To start with, Hitler’s power was not unrestricted, but he at once set to work to strengthen it by taking repressive action against the Communist and later the Socialist Party, often with the utmost brutality; by manipulating the Parliamentary machinery (with the support of his conservative partners); and by launching another gigantic propaganda effort in the Reichstag elections, which Goebbels was busy turning into a new popular plebiscite. Hitler’s popularity was at this stage immense: he was seen by many, far beyond the National Socialist Party itself, as the saviour of the fatherland, a view supported by a series of diplomatic victories, the most important of which was the reoccupation of the Rhineland – a demilitarised zone – in open violation of the Versailles Treaty. Hitler himself saw this as a high-risk decision; but the military bluff was successful.

He still had to reckon, however, with the Army and the Reichspräsident, and could not afford to let the radicals in the Party, and especially the storm troopers, do as they liked. The initial pogroms against German Jews and a whole series of opposition groups thus had to be stopped, or in some way regulated. The bloody elimination of the storm trooper leadership, notably Röhm, on the pretext that they had been planning a coup against him was the first move in this direction; the second was the takeover of the Presidency after Hindenburg’s death in 1934.

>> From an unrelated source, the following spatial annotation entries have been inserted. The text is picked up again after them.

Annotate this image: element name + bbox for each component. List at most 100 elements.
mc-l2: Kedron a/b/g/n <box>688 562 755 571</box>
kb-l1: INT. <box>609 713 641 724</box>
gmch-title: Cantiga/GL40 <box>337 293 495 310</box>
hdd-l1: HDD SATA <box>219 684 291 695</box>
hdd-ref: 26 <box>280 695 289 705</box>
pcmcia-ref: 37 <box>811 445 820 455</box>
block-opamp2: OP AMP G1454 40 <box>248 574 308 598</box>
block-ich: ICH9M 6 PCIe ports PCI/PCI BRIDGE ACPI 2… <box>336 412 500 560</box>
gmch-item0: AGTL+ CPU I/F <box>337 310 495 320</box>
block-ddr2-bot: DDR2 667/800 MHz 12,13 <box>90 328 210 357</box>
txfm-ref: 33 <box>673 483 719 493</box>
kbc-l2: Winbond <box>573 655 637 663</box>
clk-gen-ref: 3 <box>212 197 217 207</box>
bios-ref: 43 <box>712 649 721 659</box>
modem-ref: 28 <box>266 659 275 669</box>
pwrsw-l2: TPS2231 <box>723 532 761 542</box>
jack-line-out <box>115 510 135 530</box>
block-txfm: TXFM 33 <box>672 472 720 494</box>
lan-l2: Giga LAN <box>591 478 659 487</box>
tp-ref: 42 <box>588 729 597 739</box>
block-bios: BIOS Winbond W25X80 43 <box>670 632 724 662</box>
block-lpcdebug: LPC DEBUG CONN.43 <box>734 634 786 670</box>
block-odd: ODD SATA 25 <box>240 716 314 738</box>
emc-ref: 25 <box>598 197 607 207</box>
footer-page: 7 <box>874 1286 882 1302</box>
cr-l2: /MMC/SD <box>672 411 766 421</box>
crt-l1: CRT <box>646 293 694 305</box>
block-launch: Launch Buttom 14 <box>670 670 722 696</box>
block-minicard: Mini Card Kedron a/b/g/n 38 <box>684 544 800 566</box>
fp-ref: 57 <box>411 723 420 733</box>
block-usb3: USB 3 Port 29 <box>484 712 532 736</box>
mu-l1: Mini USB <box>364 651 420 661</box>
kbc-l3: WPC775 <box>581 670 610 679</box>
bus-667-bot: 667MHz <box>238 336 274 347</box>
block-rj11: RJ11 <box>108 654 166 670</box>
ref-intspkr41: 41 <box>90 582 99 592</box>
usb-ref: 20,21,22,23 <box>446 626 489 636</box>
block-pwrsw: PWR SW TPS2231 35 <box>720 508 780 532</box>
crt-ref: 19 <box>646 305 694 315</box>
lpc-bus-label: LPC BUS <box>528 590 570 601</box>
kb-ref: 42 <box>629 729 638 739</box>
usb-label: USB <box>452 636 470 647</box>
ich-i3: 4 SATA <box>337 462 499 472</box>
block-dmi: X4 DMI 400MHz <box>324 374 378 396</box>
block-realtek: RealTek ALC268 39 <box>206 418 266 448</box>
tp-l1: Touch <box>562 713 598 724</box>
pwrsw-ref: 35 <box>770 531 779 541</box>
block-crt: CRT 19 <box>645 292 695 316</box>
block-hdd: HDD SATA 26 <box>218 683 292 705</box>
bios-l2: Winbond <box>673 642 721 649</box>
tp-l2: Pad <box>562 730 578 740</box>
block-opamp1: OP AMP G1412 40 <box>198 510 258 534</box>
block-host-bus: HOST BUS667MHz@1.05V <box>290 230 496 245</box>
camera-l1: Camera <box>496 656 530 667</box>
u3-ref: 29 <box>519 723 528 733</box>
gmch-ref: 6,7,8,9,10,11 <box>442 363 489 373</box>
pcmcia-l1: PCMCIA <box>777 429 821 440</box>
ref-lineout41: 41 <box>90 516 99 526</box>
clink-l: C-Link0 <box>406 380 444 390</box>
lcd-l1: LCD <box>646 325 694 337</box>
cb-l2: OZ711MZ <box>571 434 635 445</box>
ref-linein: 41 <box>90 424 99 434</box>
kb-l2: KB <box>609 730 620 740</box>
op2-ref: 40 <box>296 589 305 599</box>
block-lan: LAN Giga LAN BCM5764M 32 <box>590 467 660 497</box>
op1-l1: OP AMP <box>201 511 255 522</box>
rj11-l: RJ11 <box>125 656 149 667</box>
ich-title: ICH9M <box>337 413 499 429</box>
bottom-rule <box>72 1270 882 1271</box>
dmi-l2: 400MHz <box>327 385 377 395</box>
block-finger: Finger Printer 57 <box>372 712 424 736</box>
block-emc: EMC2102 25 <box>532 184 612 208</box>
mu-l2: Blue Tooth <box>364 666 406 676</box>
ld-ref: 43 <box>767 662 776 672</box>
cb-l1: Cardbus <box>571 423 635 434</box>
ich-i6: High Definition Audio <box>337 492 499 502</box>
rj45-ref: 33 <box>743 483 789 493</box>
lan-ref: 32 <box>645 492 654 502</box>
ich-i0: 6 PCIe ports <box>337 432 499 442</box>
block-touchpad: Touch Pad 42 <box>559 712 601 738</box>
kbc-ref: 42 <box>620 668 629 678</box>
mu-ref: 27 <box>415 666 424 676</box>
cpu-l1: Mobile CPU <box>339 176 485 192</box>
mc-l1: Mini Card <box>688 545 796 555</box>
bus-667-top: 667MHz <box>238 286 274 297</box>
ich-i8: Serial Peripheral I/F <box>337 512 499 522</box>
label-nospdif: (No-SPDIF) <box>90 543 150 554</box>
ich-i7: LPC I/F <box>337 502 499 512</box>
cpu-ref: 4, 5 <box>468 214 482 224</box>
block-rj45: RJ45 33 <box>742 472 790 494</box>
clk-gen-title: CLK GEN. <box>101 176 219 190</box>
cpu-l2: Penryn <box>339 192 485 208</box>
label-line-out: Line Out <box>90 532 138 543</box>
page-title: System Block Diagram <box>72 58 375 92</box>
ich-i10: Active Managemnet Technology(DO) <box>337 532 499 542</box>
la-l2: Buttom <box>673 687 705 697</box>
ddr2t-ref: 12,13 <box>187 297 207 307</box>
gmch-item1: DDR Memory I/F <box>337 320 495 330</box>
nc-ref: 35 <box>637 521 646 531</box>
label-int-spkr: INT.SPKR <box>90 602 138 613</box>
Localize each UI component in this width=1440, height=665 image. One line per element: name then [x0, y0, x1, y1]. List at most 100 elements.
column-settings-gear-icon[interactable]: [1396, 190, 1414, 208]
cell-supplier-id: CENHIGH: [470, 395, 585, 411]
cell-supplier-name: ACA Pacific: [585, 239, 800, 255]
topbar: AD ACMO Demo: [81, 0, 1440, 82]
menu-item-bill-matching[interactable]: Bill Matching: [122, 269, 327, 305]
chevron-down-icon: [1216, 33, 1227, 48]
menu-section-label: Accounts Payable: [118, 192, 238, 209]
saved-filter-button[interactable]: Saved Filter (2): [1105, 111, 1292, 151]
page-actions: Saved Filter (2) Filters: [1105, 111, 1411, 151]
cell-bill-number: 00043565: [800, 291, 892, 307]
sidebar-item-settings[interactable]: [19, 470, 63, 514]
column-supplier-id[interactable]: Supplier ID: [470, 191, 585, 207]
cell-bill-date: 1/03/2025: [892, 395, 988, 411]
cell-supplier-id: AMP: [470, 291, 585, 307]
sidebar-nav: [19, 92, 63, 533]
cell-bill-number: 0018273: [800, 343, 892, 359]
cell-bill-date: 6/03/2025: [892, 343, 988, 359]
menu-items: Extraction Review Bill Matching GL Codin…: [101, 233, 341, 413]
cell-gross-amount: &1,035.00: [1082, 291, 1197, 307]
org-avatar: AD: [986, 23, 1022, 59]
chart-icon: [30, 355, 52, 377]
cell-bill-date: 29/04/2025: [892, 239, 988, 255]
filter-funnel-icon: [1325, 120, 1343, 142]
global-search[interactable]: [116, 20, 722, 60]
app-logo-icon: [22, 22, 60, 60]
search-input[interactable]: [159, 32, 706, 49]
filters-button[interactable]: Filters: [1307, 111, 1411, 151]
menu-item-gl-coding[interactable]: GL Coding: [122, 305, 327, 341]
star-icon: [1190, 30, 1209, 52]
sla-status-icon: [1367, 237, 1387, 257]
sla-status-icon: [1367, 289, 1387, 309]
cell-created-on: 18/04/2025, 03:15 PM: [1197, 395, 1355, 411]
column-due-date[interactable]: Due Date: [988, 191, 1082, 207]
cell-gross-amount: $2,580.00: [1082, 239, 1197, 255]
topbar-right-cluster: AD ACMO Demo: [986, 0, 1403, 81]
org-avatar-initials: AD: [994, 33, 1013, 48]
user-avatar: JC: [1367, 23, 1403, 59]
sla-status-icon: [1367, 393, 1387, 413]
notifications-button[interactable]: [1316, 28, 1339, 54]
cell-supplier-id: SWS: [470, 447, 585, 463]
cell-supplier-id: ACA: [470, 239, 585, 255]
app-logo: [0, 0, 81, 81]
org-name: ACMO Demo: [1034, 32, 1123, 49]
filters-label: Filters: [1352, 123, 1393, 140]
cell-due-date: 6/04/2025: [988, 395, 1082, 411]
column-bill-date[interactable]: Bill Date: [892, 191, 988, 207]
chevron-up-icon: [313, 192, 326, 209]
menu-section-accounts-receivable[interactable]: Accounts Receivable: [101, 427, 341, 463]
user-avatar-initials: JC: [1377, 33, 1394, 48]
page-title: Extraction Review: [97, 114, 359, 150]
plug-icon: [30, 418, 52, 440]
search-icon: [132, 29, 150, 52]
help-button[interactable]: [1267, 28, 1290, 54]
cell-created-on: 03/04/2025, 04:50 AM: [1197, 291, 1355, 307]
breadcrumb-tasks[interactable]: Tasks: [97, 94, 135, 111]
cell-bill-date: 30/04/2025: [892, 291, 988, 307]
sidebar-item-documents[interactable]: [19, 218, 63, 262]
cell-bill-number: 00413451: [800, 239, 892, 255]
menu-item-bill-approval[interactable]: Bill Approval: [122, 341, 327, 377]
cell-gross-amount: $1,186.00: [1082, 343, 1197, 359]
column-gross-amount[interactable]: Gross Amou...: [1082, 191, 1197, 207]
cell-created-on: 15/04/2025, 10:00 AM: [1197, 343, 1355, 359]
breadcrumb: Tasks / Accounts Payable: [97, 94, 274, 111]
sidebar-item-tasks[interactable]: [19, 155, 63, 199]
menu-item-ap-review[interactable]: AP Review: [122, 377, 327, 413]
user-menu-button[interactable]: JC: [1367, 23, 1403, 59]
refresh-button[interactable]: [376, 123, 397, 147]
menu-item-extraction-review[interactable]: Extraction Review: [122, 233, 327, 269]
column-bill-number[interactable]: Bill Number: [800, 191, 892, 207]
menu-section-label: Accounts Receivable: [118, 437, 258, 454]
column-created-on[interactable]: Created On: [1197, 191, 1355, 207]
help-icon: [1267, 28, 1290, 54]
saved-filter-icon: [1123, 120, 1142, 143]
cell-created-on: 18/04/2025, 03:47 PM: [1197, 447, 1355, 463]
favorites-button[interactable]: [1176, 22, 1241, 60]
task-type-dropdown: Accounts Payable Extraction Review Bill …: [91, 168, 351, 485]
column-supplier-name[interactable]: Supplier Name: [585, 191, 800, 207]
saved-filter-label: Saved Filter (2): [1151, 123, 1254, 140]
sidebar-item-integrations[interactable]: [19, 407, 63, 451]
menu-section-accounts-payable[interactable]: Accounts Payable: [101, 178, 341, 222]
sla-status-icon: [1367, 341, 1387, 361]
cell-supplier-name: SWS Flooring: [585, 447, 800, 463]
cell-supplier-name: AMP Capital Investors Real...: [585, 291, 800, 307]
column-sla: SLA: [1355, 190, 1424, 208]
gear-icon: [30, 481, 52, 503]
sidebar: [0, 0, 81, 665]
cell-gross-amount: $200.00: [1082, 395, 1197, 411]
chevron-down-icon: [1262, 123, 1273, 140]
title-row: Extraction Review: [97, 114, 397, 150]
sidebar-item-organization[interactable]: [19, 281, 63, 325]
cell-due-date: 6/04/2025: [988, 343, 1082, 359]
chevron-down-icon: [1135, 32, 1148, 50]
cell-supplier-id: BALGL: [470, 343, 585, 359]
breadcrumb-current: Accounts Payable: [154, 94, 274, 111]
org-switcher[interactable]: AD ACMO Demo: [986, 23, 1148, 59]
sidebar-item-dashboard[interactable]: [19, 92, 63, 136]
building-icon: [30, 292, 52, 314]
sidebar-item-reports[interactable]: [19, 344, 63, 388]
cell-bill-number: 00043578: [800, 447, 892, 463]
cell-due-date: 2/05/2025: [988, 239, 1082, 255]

In the early days of power, Hitler continued to put propaganda first, trying to please as many different social groups as possible by promising energetic action against all those who allegedly stood in the way of the speedy restoration of the nation’s greatness. He continued, meanwhile, with his earlier strategy by allowing the various sections of the National Socialist Party, as Kershaw puts it, to ‘work towards the Fuührer’. Rather than initiating any substantial policies himself, he allowed his ministers or Party bosses to bring forward initiatives that they assumed were in line with his wishes. Hitler thus found himself in the position of arbiter in a government system that lacked any clear division of responsibilities – a state of affairs that strengthened his position still further. He deliberately allowed a polycracy of élites to emerge while the traditional apparatus of government, including the ministers themselves, was reduced to a secondary role. He then used this system not so much to implement his own policies as to remain aloof from day-today business (which he detested) and to set himself above what appeared to be mere sectional interests. Thus the gross wrongdoings of his followers were not directly attributed to him: he continued to pose as the responsible statesman who had again and again restrained his bloodthirsty supporters. In fact, the opposite was true. Even as he was appearing to take a more moderate course, especially where anti-Jewish policies were concerned, he let it be known that he sympathised with the most radical proposals put forward in the Party and encouraged intense competition among his subordinates to formulate ever more extreme policies. The process of ‘cumulative radicalisation’ was thus in place, and, though it had for the time being no serious consequences, it was bound to lead to disaster.

For the moment, it gave the impression that the new National Government was bent on getting things done as quickly as possible. The German public were not allowed to know that the economy was strained to the limit, that the scarcity of foreign currency was causing severe difficulties, that the rearmament programme had been launched regardless of the fact that it meant holding working-class wages at the low level of 1932. The successful reoccupation of the Rhineland enhanced Hitler’s prestige even further and by 1935 he was firmly in control, all the institutional forces which might still have endangered his position having either been destroyed or, as in the case of the Army, successfully won over.

The sense of his own greatness instilled in Hitler by his following had reached a new peak; as Kershaw sees it, he was following the path that he believed had been laid out for him by Providence with the confidence of a sleepwalker. The radicalisation of domestic policies was now unstoppable: Hitler’s power depended on the progressive disintegration of the traditional government apparatus and the ensuing struggle for a share of power among his subordinates.